MDR1 Gene Polymorphisms and Its Association With Expression as a Clinical Relevance in Terms of Response to Chemotherapy and Prognosis in Ovarian Cancer

Absarul Haque; Khalid Hussain Wali Sait; Qamre Alam; Mohammad Zubair Alam; Nisreen Anfinan; Abdul Wahab Noor Wali; Mahmood Rasool

doi:10.3389/fgene.2020.00516

MDR1 Gene Polymorphisms and Its Association With Expression as a Clinical Relevance in Terms of Response to Chemotherapy and Prognosis in Ovarian Cancer

Front Genet. 2020 May 26:11:516. doi: 10.3389/fgene.2020.00516. eCollection 2020.

Authors

Absarul Haque^{1

2}, Khalid Hussain Wali Sait³, Qamre Alam^{1

2}, Mohammad Zubair Alam^{1

2}, Nisreen Anfinan³, Abdul Wahab Noor Wali^{1

2}, Mahmood Rasool^{2

4}

Affiliations

¹ King Fahd Medical Research Center, Faculty of Applied Medical Sciences, King Abdulaziz University, Jeddah, Saudi Arabia.
² Department of Medical Laboratory Technology, Faculty of Applied Medical Sciences, King Abdulaziz University, Jeddah, Saudi Arabia.
³ Gynecology Oncology Unit, Department of Obstetrics and Gynecology, Faculty of Medicine, King Abdulaziz University Hospital, Jeddah, Saudi Arabia.
⁴ Center of Excellence in Genomic Medicine Research, Faculty of Applied Medical Sciences, King Abdulaziz University, Jeddah, Saudi Arabia.

Abstract

In spite of the significant advancements in the treatment modalities, 30% of advanced stage ovarian cancer (OC) patients do not respond to the standard chemotherapeutic regimen and most of the responders finally relapse over time due to the escalation of multidrug resistance (MDR) Phenomenon.

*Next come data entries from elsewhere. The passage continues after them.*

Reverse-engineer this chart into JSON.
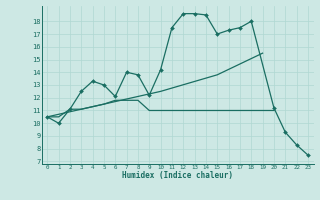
{
  "xlabel": "Humidex (Indice chaleur)",
  "bg_color": "#cde8e4",
  "line_color": "#1a6e62",
  "grid_color": "#b0d8d2",
  "xlim": [
    -0.5,
    23.5
  ],
  "ylim": [
    6.8,
    19.2
  ],
  "yticks": [
    7,
    8,
    9,
    10,
    11,
    12,
    13,
    14,
    15,
    16,
    17,
    18
  ],
  "xticks": [
    0,
    1,
    2,
    3,
    4,
    5,
    6,
    7,
    8,
    9,
    10,
    11,
    12,
    13,
    14,
    15,
    16,
    17,
    18,
    19,
    20,
    21,
    22,
    23
  ],
  "series1_x": [
    0,
    1,
    2,
    3,
    4,
    5,
    6,
    7,
    8,
    9,
    10,
    11,
    12,
    13,
    14,
    15,
    16,
    17,
    18,
    20,
    21,
    22,
    23
  ],
  "series1_y": [
    10.5,
    10.0,
    11.1,
    12.5,
    13.3,
    13.0,
    12.1,
    14.0,
    13.8,
    12.2,
    14.2,
    17.5,
    18.6,
    18.6,
    18.5,
    17.0,
    17.3,
    17.5,
    18.0,
    11.2,
    9.3,
    8.3,
    7.5
  ],
  "series2_x": [
    0,
    1,
    2,
    3,
    4,
    5,
    6,
    7,
    8,
    9,
    10,
    11,
    12,
    13,
    14,
    15,
    16,
    17,
    18,
    19,
    20
  ],
  "series2_y": [
    10.5,
    10.5,
    11.1,
    11.1,
    11.3,
    11.5,
    11.8,
    11.8,
    11.8,
    11.0,
    11.0,
    11.0,
    11.0,
    11.0,
    11.0,
    11.0,
    11.0,
    11.0,
    11.0,
    11.0,
    11.0
  ],
  "series3_x": [
    0,
    5,
    10,
    15,
    19
  ],
  "series3_y": [
    10.5,
    11.5,
    12.5,
    13.8,
    15.5
  ]
}
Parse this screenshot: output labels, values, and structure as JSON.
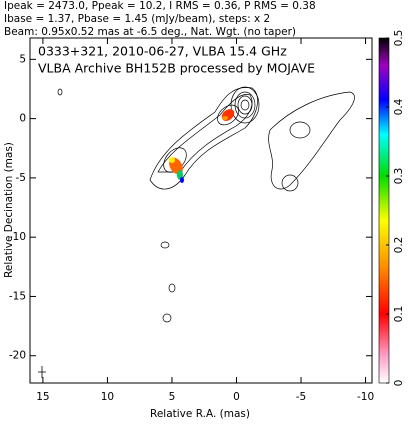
{
  "chart_data": {
    "type": "contour",
    "header": [
      "Ipeak = 2473.0, Ppeak = 10.2, I RMS = 0.36, P RMS = 0.38",
      "Ibase = 1.37, Pbase = 1.45 (mJy/beam), steps: x 2",
      "Beam: 0.95x0.52 mas at -6.5 deg., Nat. Wgt. (no taper)"
    ],
    "title": "0333+321, 2010-06-27, VLBA 15.4 GHz",
    "subtitle": "VLBA Archive BH152B processed by MOJAVE",
    "xlabel": "Relative R.A. (mas)",
    "ylabel": "Relative Decination (mas)",
    "xlim": [
      16,
      -10.5
    ],
    "xticks": [
      15,
      10,
      5,
      0,
      -5,
      -10
    ],
    "ylim": [
      -22.3,
      6.8
    ],
    "yticks": [
      5,
      0,
      -5,
      -10,
      -15,
      -20
    ],
    "colorbar": {
      "lim": [
        0,
        0.5
      ],
      "ticks": [
        0,
        0.1,
        0.2,
        0.3,
        0.4,
        0.5
      ]
    }
  }
}
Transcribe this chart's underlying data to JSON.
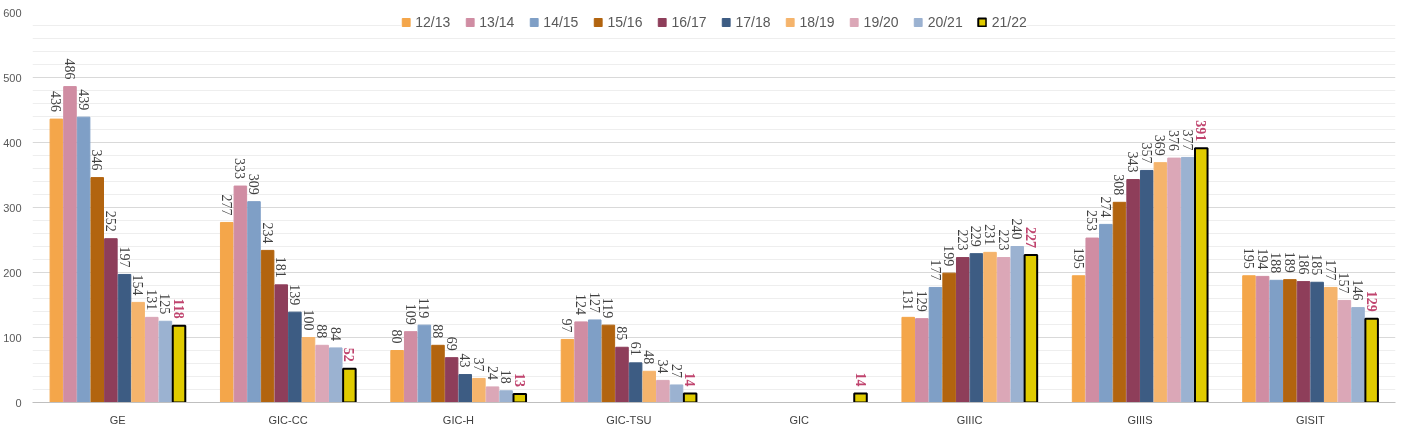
{
  "chart_data": {
    "type": "bar",
    "categories": [
      "GE",
      "GIC-CC",
      "GIC-H",
      "GIC-TSU",
      "GIC",
      "GIIIC",
      "GIIIS",
      "GISIT"
    ],
    "series": [
      {
        "name": "12/13",
        "color": "#f4a64a",
        "values": [
          436,
          277,
          80,
          97,
          null,
          131,
          195,
          195
        ]
      },
      {
        "name": "13/14",
        "color": "#d08da3",
        "values": [
          486,
          333,
          109,
          124,
          null,
          129,
          253,
          194
        ]
      },
      {
        "name": "14/15",
        "color": "#7f9fc6",
        "values": [
          439,
          309,
          119,
          127,
          null,
          177,
          274,
          188
        ]
      },
      {
        "name": "15/16",
        "color": "#b2640f",
        "values": [
          346,
          234,
          88,
          119,
          null,
          199,
          308,
          189
        ]
      },
      {
        "name": "16/17",
        "color": "#8e3e5a",
        "values": [
          252,
          181,
          69,
          85,
          null,
          223,
          343,
          186
        ]
      },
      {
        "name": "17/18",
        "color": "#3d5c83",
        "values": [
          197,
          139,
          43,
          61,
          null,
          229,
          357,
          185
        ]
      },
      {
        "name": "18/19",
        "color": "#f5b46c",
        "values": [
          154,
          100,
          37,
          48,
          null,
          231,
          369,
          177
        ]
      },
      {
        "name": "19/20",
        "color": "#dba7b7",
        "values": [
          131,
          88,
          24,
          34,
          null,
          223,
          376,
          157
        ]
      },
      {
        "name": "20/21",
        "color": "#9bb2d1",
        "values": [
          125,
          84,
          18,
          27,
          null,
          240,
          377,
          146
        ]
      },
      {
        "name": "21/22",
        "color": "#e0cb00",
        "values": [
          118,
          52,
          13,
          14,
          14,
          227,
          391,
          129
        ]
      }
    ],
    "ylim": [
      0,
      600
    ],
    "yticks": [
      0,
      100,
      200,
      300,
      400,
      500,
      600
    ],
    "grid": "y",
    "legend": "top",
    "data_labels": true
  }
}
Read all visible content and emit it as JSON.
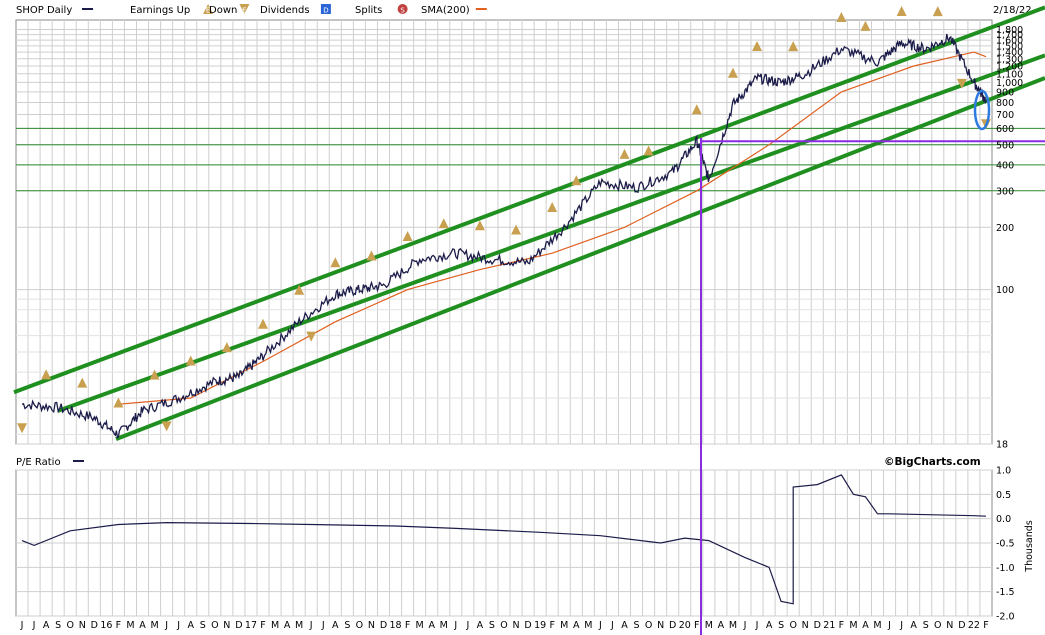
{
  "header": {
    "symbol_label": "SHOP Daily",
    "legend": [
      {
        "label": "Earnings Up",
        "icon": "earnings-up-icon",
        "glyph": "E",
        "color": "#c8a050"
      },
      {
        "label": "Down",
        "icon": "earnings-down-icon",
        "glyph": "E",
        "color": "#c8a050"
      },
      {
        "label": "Dividends",
        "icon": "dividend-icon",
        "glyph": "D",
        "color": "#2a66d6"
      },
      {
        "label": "Splits",
        "icon": "split-icon",
        "glyph": "S",
        "color": "#c04040"
      },
      {
        "label": "SMA(200)",
        "icon": "sma-line-icon",
        "color": "#e06020"
      }
    ],
    "date": "2/18/22",
    "line_color": "#1c1c4a"
  },
  "pe_panel": {
    "title": "P/E Ratio",
    "watermark": "©BigCharts.com",
    "unit_label": "Thousands"
  },
  "chart_data": [
    {
      "type": "line",
      "name": "SHOP Daily",
      "scale": "log",
      "ylim": [
        18,
        2000
      ],
      "y_ticks": [
        18,
        100,
        200,
        300,
        400,
        500,
        600,
        700,
        800,
        900,
        1000,
        1100,
        1200,
        1300,
        1400,
        1500,
        1600,
        1700,
        1800
      ],
      "y_tick_labels": [
        "18",
        "100",
        "200",
        "300",
        "400",
        "500",
        "600",
        "700",
        "800",
        "900",
        "1,000",
        "1,100",
        "1,200",
        "1,300",
        "1,400",
        "1,500",
        "1,600",
        "1,700",
        "1,800"
      ],
      "x_labels": [
        "J",
        "J",
        "A",
        "S",
        "O",
        "N",
        "D",
        "16",
        "F",
        "M",
        "A",
        "M",
        "J",
        "J",
        "A",
        "S",
        "O",
        "N",
        "D",
        "17",
        "F",
        "M",
        "A",
        "M",
        "J",
        "J",
        "A",
        "S",
        "O",
        "N",
        "D",
        "18",
        "F",
        "M",
        "A",
        "M",
        "J",
        "J",
        "A",
        "S",
        "O",
        "N",
        "D",
        "19",
        "F",
        "M",
        "A",
        "M",
        "J",
        "J",
        "A",
        "S",
        "O",
        "N",
        "D",
        "20",
        "F",
        "M",
        "A",
        "M",
        "J",
        "J",
        "A",
        "S",
        "O",
        "N",
        "D",
        "21",
        "F",
        "M",
        "A",
        "M",
        "J",
        "J",
        "A",
        "S",
        "O",
        "N",
        "D",
        "22",
        "F"
      ],
      "x_range": [
        "2015-06",
        "2022-02"
      ],
      "price": {
        "x": [
          "2015-06",
          "2015-09",
          "2015-12",
          "2016-02",
          "2016-04",
          "2016-07",
          "2016-10",
          "2016-12",
          "2017-02",
          "2017-05",
          "2017-08",
          "2017-10",
          "2017-12",
          "2018-03",
          "2018-06",
          "2018-09",
          "2018-12",
          "2019-03",
          "2019-06",
          "2019-09",
          "2019-12",
          "2020-02",
          "2020-03",
          "2020-05",
          "2020-07",
          "2020-09",
          "2020-11",
          "2021-02",
          "2021-05",
          "2021-07",
          "2021-09",
          "2021-11",
          "2022-01",
          "2022-02"
        ],
        "y": [
          28,
          27,
          24,
          20,
          26,
          30,
          36,
          38,
          48,
          70,
          95,
          100,
          105,
          140,
          150,
          140,
          135,
          200,
          330,
          310,
          370,
          520,
          340,
          780,
          1050,
          1000,
          1100,
          1450,
          1250,
          1550,
          1450,
          1650,
          1000,
          820
        ]
      },
      "sma200": {
        "x": [
          "2016-02",
          "2016-08",
          "2017-02",
          "2017-08",
          "2018-02",
          "2018-08",
          "2019-02",
          "2019-08",
          "2020-02",
          "2020-08",
          "2021-02",
          "2021-08",
          "2022-01",
          "2022-02"
        ],
        "y": [
          28,
          30,
          45,
          70,
          100,
          125,
          150,
          200,
          300,
          500,
          900,
          1200,
          1400,
          1330
        ]
      },
      "channels": [
        {
          "name": "upper",
          "y0": 32,
          "y1": 2300
        },
        {
          "name": "middle",
          "y0": 26,
          "y1": 1350
        },
        {
          "name": "lower",
          "y0": 19,
          "y1": 1050
        }
      ],
      "earnings_up_dates": [
        "2015-08",
        "2015-11",
        "2016-02",
        "2016-05",
        "2016-08",
        "2016-11",
        "2017-02",
        "2017-05",
        "2017-08",
        "2017-11",
        "2018-02",
        "2018-05",
        "2018-08",
        "2018-11",
        "2019-02",
        "2019-04",
        "2019-08",
        "2019-10",
        "2020-02",
        "2020-05",
        "2020-07",
        "2020-10",
        "2021-02",
        "2021-04",
        "2021-07",
        "2021-10"
      ],
      "earnings_down_dates": [
        "2015-06",
        "2016-06",
        "2017-06",
        "2021-12",
        "2022-02"
      ],
      "support_levels": [
        300,
        400,
        500,
        600
      ],
      "purple_level": 520,
      "purple_date": "2020-03"
    },
    {
      "type": "line",
      "name": "P/E Ratio",
      "ylim": [
        -2.0,
        1.0
      ],
      "y_ticks": [
        -2.0,
        -1.5,
        -1.0,
        -0.5,
        0.0,
        0.5,
        1.0
      ],
      "y_tick_labels": [
        "-2.0",
        "-1.5",
        "-1.0",
        "-0.5",
        "0.0",
        "0.5",
        "1.0"
      ],
      "x": [
        "2015-06",
        "2015-07",
        "2015-10",
        "2016-02",
        "2016-06",
        "2017-01",
        "2017-06",
        "2018-01",
        "2018-06",
        "2019-01",
        "2019-06",
        "2019-11",
        "2020-01",
        "2020-03",
        "2020-06",
        "2020-08",
        "2020-09",
        "2020-10",
        "2020-10",
        "2020-12",
        "2021-02",
        "2021-03",
        "2021-04",
        "2021-05",
        "2021-06",
        "2022-01",
        "2022-02"
      ],
      "y": [
        -0.45,
        -0.55,
        -0.25,
        -0.12,
        -0.08,
        -0.1,
        -0.12,
        -0.15,
        -0.2,
        -0.28,
        -0.35,
        -0.5,
        -0.4,
        -0.45,
        -0.8,
        -1.0,
        -1.7,
        -1.75,
        0.65,
        0.7,
        0.9,
        0.5,
        0.45,
        0.1,
        0.1,
        0.06,
        0.05
      ]
    }
  ]
}
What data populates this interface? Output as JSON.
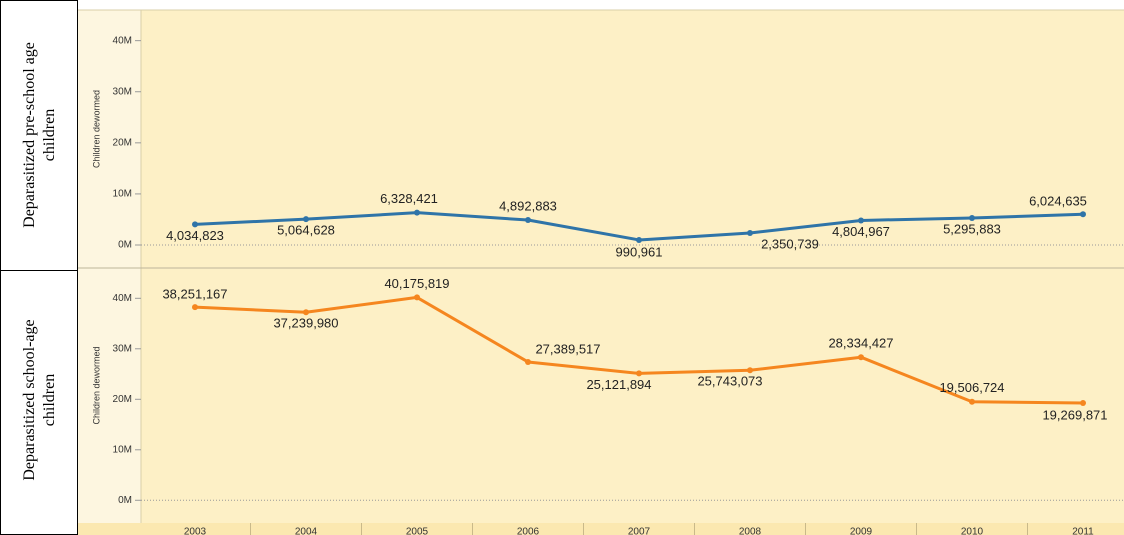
{
  "x_axis": {
    "categories": [
      "2003",
      "2004",
      "2005",
      "2006",
      "2007",
      "2008",
      "2009",
      "2010",
      "2011"
    ]
  },
  "chart_data": [
    {
      "type": "line",
      "panel_label": [
        "Deparasitized pre-school age",
        "children"
      ],
      "ylabel": "Children dewormed",
      "ylim": [
        -4500000,
        46000000
      ],
      "yticks": [
        {
          "value": 0,
          "label": "0M"
        },
        {
          "value": 10000000,
          "label": "10M"
        },
        {
          "value": 20000000,
          "label": "20M"
        },
        {
          "value": 30000000,
          "label": "30M"
        },
        {
          "value": 40000000,
          "label": "40M"
        }
      ],
      "series": [
        {
          "name": "Pre-school age children",
          "color": "#2f74a8",
          "values": [
            4034823,
            5064628,
            6328421,
            4892883,
            990961,
            2350739,
            4804967,
            5295883,
            6024635
          ],
          "value_labels": [
            "4,034,823",
            "5,064,628",
            "6,328,421",
            "4,892,883",
            "990,961",
            "2,350,739",
            "4,804,967",
            "5,295,883",
            "6,024,635"
          ]
        }
      ]
    },
    {
      "type": "line",
      "panel_label": [
        "Deparasitized school-age",
        "children"
      ],
      "ylabel": "Children dewormed",
      "ylim": [
        -4500000,
        46000000
      ],
      "yticks": [
        {
          "value": 0,
          "label": "0M"
        },
        {
          "value": 10000000,
          "label": "10M"
        },
        {
          "value": 20000000,
          "label": "20M"
        },
        {
          "value": 30000000,
          "label": "30M"
        },
        {
          "value": 40000000,
          "label": "40M"
        }
      ],
      "series": [
        {
          "name": "School-age children",
          "color": "#f5861f",
          "values": [
            38251167,
            37239980,
            40175819,
            27389517,
            25121894,
            25743073,
            28334427,
            19506724,
            19269871
          ],
          "value_labels": [
            "38,251,167",
            "37,239,980",
            "40,175,819",
            "27,389,517",
            "25,121,894",
            "25,743,073",
            "28,334,427",
            "19,506,724",
            "19,269,871"
          ]
        }
      ]
    }
  ]
}
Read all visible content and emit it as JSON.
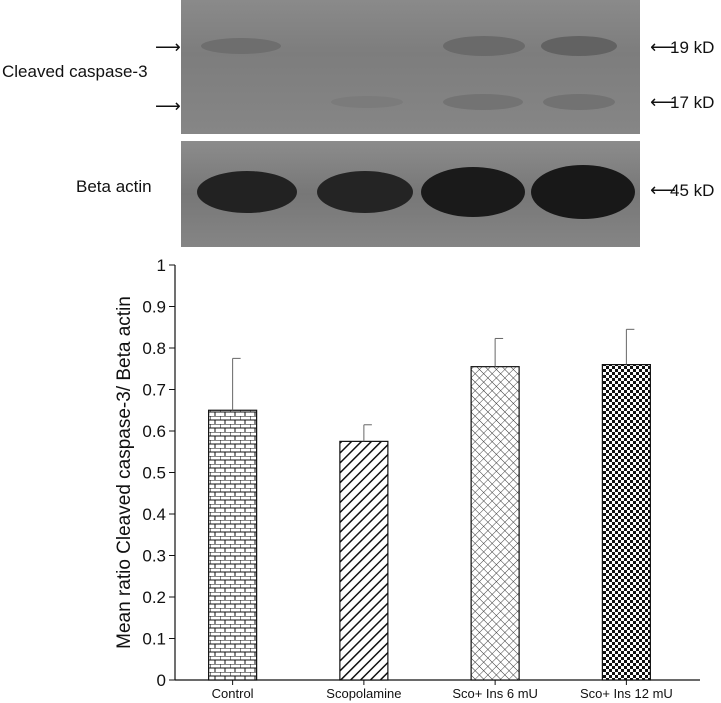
{
  "blot": {
    "cleaved_label": "Cleaved caspase-3",
    "actin_label": "Beta actin",
    "marker_19": "19 kD",
    "marker_17": "17 kD",
    "marker_45": "45 kD"
  },
  "chart_data": {
    "type": "bar",
    "categories": [
      "Control",
      "Scopolamine",
      "Sco+ Ins 6 mU",
      "Sco+ Ins 12 mU"
    ],
    "values": [
      0.65,
      0.575,
      0.755,
      0.76
    ],
    "errors": [
      0.125,
      0.04,
      0.068,
      0.085
    ],
    "ylabel": "Mean ratio Cleaved caspase-3/ Beta actin",
    "xlabel": "",
    "ylim": [
      0,
      1
    ],
    "yticks": [
      "0",
      "0.1",
      "0.2",
      "0.3",
      "0.4",
      "0.5",
      "0.6",
      "0.7",
      "0.8",
      "0.9",
      "1"
    ],
    "patterns": [
      "brick",
      "diagonal",
      "crosshatch",
      "checker"
    ],
    "grid": false
  }
}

Our present study evaluated chemotherapeutic sensitivity response among 47 ovarian tumor patients of which we found 37 (78.8%) sensitive and remaining 10 (21.2%) resistant. Among the resistant, seven tumor samples were found to be platinum resistant or refractory to platinum (CB/TX), one to carboplatin, and two to 5FU. Notably, all these resistant cases were observed in the disease recurrence group of patients identified at stage III or IV. The stage III resistant cases revealed heterozygous mutation (C/T) in exon 12 (C1236T) and 26 (C3435T) and increased level of mRNA, whereas homozygous mutation (T/T) was found at stage IV tumor patients. The genotypic difference was found to be significant (p = 0.03) for exon 12, and p = 0.003 for exon 26 mutant genotypes. No significant association between genotypes of different exons with tumor stages and tumor grade was observed (p > 0.05). However, a significant association was observed between the genotype of exon-12 and histopathology of tumor tissue (p = 0.028). Statistically, the chemotherapy response was found to be significantly associated with the tumor stage (p = 0.019). We also observed a significant difference in PFS (P = 0.019) and OS (P = 0.047) between tumor grades 1 and 3. Notably, the highest mRNA expression was observed in resistant tumor sample T-32, where interestingly we found homozygosity TT in all of the exons 12, 21, and 26. Thus, we suggest that exons 12 (C1236T) and exon 26 (C3435T) polymorphism may play a role in inducing drug resistance by altering the expression level of the MDR1 gene. To summarize, we suggest that the expression of MDR1 in OC is influenced by tumor stage and genotype variants as well as by chemotherapeutic drugs. Thus our findings suggest that inter individual variability in platinum based therapy may be anticipated by MDR1 genotypes. Further studies on a large number of samples shall eventually lead to provide beneficial information for the individualized chemotherapy.

Keywords: C3435T polymorphism; MDR1 gene; chemotherapeutic response; multidrug resistance; ovarian cancer.